ホルベインのクリアジェッソL(粗粒子)+黒の上に
ソフトパステルで描きます。
黒を混ぜたクリアジェッソLも
ザラザラ砂目状で定着しやすく
発色も良く綺麗に仕上がりました。
下書きも見えて形が取りやすかったです。
ターナーのジェッソの上に
ソフトパステルで描きます。
ホルベインのM(標準粒子)タイプと
ほぼ同じくらいの描き心地と仕上がりです。
ターナーのジェッソ+ホルベインの黒の上に
ソフトパステルで描きます。
これも
ホルベインのMジェッソに黒を加えたのと
同じくらいの仕上がりだと思います。
ジェッソ比較に使ったモノ
↓実際に使ったモノに★マークをつけました。
私の手持ちの道具を代替品として使ったけれども
実際に使っていないモノには★がついていません。
比較したジェッソの種類と紙
【リキテックス】
★ジェッソ
★クリアジェッソ
★胡粉ジェッソ
★胡粉ジェッソ硬練り
【ホルベイン】
★ジェッソ標準粒子タイプM
★クリアジェッソ粗粒子タイプL
★ジェッソ極粗粒子タイプLL
【ターナー】
★ジェッソ
ここまではパステル画に向くジェッソを
調べるために使ったモノですが
その他のメーカーのジェッソについては
↓コチラの記事もどうぞ。
【紙】
★マルマンのスケッチブックの画用紙
(サイズ:287㎜×202㎜)
画用紙以外でもある程度厚みのある紙になら
ジェッソを塗れるので他にも試すと面白いですね。
ジェッソに混ぜた絵の具
アクリルジェッソにアクリル絵具を混ぜると
色の付いたジェッソになります。
今回は黒の中のアイボリーブラックという
アクリル絵具を使いました。
★【リキテックスのアクリル絵具(アイボリーブラック)】
★【ホルベインのアクリル絵具(アイボリーブラック)】
ジェッソを塗る道具
【筆またはペインティングナイフ】
(筆)
★ポスターカラー用の平筆
そのほかナイロン製などの
傷んでもよい平筆や刷毛がおススメ。
ジェッソは乾くと耐水性になって
固まるので基本的には傷みが激しいです。
使っている最中は筆、刷毛とも
水につけておいて乾かないように
お互い注意しましょう。
(ペインティングナイフ)
プラスチック製や金属製があります。
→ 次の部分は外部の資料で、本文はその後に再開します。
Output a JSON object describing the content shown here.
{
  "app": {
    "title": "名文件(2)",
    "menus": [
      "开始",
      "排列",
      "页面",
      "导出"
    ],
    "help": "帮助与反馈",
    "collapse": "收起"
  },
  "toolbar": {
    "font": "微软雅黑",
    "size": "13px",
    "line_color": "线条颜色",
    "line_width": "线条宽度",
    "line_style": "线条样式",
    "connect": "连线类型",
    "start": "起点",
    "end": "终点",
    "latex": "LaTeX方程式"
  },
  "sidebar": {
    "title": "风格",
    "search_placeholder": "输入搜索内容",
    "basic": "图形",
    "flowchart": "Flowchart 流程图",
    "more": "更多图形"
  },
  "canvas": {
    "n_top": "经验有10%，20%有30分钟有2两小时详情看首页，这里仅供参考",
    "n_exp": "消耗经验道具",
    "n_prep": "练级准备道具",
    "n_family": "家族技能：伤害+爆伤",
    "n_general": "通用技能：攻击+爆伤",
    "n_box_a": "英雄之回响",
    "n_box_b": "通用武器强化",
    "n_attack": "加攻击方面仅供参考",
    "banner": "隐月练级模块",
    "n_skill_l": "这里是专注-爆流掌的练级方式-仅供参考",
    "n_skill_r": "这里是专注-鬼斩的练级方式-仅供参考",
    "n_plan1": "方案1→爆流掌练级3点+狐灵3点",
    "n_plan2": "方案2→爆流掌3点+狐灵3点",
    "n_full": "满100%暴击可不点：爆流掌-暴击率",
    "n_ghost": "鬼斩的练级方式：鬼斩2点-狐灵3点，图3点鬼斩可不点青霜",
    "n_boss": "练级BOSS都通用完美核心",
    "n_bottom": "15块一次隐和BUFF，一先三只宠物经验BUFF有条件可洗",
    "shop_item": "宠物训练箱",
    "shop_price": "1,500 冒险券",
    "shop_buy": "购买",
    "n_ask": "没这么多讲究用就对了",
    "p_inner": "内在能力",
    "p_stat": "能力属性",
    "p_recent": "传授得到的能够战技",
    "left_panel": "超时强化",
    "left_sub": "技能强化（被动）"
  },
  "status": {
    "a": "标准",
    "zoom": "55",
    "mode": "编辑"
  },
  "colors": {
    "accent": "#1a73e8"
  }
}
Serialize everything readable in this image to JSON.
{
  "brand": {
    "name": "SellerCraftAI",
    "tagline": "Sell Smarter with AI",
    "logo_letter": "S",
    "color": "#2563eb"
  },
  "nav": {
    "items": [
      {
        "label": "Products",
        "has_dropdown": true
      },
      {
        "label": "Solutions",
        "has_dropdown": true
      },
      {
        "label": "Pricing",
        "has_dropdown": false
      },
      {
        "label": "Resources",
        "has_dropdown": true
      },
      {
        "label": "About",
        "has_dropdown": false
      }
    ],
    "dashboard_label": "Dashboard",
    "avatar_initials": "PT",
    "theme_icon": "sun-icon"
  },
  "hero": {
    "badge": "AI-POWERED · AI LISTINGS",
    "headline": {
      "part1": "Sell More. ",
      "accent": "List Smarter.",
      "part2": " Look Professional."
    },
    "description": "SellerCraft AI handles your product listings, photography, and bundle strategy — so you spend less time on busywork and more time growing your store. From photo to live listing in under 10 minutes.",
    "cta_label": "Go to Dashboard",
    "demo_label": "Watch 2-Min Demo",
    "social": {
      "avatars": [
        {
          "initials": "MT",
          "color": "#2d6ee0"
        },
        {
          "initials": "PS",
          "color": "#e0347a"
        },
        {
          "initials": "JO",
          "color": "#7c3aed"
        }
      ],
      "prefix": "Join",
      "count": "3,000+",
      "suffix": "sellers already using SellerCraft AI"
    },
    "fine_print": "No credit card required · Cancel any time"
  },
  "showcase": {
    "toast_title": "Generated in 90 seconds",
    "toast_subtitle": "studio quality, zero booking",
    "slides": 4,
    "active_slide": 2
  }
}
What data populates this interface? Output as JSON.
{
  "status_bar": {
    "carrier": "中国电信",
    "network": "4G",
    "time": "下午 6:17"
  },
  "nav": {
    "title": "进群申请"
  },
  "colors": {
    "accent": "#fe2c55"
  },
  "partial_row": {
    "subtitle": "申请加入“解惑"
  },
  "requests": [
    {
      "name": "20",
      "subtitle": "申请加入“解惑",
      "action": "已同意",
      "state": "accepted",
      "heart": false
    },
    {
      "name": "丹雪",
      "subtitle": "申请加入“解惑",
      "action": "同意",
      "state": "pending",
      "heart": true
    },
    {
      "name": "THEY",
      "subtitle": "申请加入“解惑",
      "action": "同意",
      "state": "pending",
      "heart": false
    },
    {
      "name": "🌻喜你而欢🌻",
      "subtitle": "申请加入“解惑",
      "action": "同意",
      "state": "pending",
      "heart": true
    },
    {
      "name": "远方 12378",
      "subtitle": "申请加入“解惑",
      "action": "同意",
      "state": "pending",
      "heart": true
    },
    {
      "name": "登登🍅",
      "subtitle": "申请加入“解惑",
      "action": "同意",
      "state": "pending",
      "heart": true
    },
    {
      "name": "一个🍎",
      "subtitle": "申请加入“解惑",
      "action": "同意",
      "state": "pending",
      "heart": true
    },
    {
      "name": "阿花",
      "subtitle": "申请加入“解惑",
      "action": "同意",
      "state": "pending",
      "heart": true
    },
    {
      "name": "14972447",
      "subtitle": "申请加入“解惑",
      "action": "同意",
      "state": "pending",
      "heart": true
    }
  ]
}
お好みで。
【筆洗】
筆を洗うのに使います。
水を入れられる物であれば何でもOK。
★ファーバーカステルの筆洗
軽くて折り畳みができる。
フチがなみなみで筆を置きやすい。
【パレット】
★陶器製の絵皿
(ジェッソ塗りにはラップをかぶせると便利)
プラスチック製、金属製、
陶器製パレットの場合には
台所のラップを上にかぶせて
ジェッソを混ぜることができます。
塗り終わったら、
ラップごとジェッソを捨てられます。
又は、紙パレットなら使い終わったら一枚ごと
捨てられるので便利です。
ジェッソの上に塗る画材
【ソフトパステル】
★ラウニーのソフトパステル
【オイルパステル】
★ムンギョのギャラリーアーティストソフトオイルパステル
【パステル画におススメのジェッソ】結果
個人的なおススメですが、
結果は次のようになりました。
【ホルベイン】
クリアジェッソL(粗粒子タイプ)
【リキテックス】
クリアジェッソ
胡粉ジェッソ
胡粉ジェッソ硬練り
パステル画の下地として
特に可もなく不可もなくと
個人的に感じたのは次のとおり。
リキテックスのジェッソ
ホルベインのジェッソM
ターナーのジェッソ
また、特殊な表現に向くのは
ホルベインのジェッソLL(極粗粒子)でした。
小さい作品には向かず、大胆な表現が
できそうだと思いました。
細部描写はできず、あまりぼかせません。
ゴツゴツとした表面ができるジェッソです。